Dr. Conway completed his residency and fellowship in Pulmonary and Critical Care Medicine at Henry Ford Hospital and joined the Division’s staff in 1977. In 1995 Dr. Conway was appointed Chief Medical Officer of Henry Ford Hospital, a role he continued to perform after being appointed in 2004 to Chief Quality Officer of Henry Ford Health System. Under Dr. Conway’s leadership, the System was awarded the Joint Commission’s John M. Eisenberg Award in 2011 for Innovation in Patient Safety and Quality for the Henry Ford Health System No Harm Campaign. He also played a key role in the System being named a recipient of the 2011 Malcolm Baldrige National Quality Award, the nation’s highest recognition for business performance excellence. In 2012 he was appointed Executive Vice President of Henry Ford Health System and CEO of the 1,200-physician Henry Ford Medical Group. Dr. Conway continued in his role as Chief Quality Officer until January 2014. He is the past chairman of the American Medical Group Association, past chairman of the American Medical Group Foundation, and a founder of the Group Practice Improvement Network.
Michael Eichenhorn, M.D.
Dr. Eichenhorn completed his post-graduate studies in Internal Medicine and Pulmonary Medicine at Henry Ford Hospital in the late 1970s and subsequently joined the Division. He served as Division Head for more than a decade. He led the expansion of the Medical Intensive Care Unit at Henry Ford Hospital to become the largest in Michigan in 2009 and implemented electronic technologies to develop a fully functioning e-ICU environment. Dr. Eichenhorn has received numerous grants including from the Department of Health and Human Services and the National Institutes of Health as the principal investigator in trials regarding pulmonary disease.
Paul Kvale, M.D.
Dr.
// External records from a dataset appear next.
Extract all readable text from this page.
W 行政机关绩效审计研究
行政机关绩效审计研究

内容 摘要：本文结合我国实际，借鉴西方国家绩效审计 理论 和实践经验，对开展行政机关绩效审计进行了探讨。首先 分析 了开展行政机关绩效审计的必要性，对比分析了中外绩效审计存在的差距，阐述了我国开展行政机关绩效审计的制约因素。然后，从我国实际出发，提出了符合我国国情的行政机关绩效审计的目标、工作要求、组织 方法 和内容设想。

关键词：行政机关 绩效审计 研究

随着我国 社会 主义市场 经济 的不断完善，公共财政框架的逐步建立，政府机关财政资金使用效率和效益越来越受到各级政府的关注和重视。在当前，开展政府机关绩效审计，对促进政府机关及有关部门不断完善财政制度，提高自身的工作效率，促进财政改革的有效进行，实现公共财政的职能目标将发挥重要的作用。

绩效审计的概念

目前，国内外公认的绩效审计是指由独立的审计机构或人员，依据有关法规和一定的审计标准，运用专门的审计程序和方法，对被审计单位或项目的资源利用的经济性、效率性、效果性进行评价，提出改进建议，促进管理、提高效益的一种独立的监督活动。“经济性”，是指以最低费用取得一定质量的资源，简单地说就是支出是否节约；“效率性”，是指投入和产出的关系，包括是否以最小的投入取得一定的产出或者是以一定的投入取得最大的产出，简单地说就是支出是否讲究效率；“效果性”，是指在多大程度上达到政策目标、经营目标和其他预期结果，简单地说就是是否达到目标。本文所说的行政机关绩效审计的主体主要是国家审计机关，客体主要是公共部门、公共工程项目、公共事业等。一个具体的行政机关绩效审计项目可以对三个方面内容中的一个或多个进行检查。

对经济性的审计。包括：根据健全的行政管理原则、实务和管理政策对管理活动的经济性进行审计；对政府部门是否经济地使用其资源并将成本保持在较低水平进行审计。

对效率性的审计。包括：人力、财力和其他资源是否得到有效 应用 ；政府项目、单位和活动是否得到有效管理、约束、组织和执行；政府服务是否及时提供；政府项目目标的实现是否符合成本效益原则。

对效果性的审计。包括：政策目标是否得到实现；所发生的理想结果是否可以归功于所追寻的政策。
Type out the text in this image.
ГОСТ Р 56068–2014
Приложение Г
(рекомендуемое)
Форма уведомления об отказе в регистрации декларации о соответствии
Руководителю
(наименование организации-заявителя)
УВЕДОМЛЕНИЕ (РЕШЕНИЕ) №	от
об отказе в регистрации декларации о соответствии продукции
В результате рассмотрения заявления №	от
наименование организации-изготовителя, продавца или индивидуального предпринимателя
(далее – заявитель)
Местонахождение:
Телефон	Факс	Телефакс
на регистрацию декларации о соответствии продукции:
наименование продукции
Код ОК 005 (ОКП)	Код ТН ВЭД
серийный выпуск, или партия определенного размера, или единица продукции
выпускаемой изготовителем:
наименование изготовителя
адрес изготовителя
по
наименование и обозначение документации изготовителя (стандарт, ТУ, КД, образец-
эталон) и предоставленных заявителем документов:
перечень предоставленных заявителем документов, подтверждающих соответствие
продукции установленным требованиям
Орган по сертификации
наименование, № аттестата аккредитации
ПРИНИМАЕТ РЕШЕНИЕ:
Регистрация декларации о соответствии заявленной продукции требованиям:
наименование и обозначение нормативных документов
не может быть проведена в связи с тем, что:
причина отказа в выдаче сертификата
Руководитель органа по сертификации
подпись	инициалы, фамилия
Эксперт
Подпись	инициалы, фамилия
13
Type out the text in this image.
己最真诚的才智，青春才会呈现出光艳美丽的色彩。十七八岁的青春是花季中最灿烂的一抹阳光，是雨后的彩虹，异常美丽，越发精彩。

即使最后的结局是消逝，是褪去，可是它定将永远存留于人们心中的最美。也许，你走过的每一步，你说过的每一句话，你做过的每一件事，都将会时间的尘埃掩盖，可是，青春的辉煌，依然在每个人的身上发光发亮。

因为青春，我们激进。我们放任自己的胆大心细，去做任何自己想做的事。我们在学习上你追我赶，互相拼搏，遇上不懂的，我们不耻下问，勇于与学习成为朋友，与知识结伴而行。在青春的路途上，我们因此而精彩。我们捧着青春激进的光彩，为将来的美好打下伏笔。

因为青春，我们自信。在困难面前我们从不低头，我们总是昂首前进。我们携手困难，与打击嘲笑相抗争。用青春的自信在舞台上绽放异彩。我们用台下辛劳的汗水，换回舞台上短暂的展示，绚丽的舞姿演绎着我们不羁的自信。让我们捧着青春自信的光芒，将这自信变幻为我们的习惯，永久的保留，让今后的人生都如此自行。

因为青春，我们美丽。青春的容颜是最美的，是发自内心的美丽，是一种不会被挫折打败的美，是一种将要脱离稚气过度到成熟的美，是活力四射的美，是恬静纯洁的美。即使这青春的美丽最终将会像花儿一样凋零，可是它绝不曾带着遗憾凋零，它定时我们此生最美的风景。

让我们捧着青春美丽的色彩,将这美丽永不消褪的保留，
Kvale completed his post-graduate training at Henry Ford Hospital and at Brompton Hospital in London, England. He joined the Division of Pulmonary and Critical Care Medicine in the 1960s and served as Division Head from 1977-1989. Under his leadership the Division’s research activities expanded to include lung cancer, prostate-colon-lung and ovarian cancer screening trial, national lung screening trial, and emphysema. He is a founding member of the Association of Pulmonary Program Directors and the American Association for Bronchology, and former President of the American College of Chest Physicians.
John Popovich, Jr., M.D.
Dr. Popovich’s first encounter with Henry Ford Hospital was as a medical student at the University of Michigan. He completed his residency in Internal Medicine and fellowship in pulmonary and critical care at Henry Ford Hospital, joining the staff in the 1980. He served for 10 years as division head of Pulmonary and Critical Care Medicine, became Chair of the Department of Internal Medicine in 1999, Senior Vice President for Clinical Affairs at Henry Ford in 2008 in which he led the development of the Henry Ford Physician Network, and in 2010 became the first physician in more than 40 years to lead Henry Ford Hospital as its President and CEO. He also currently serves as Chief Medical Officer for Henry Ford Health System.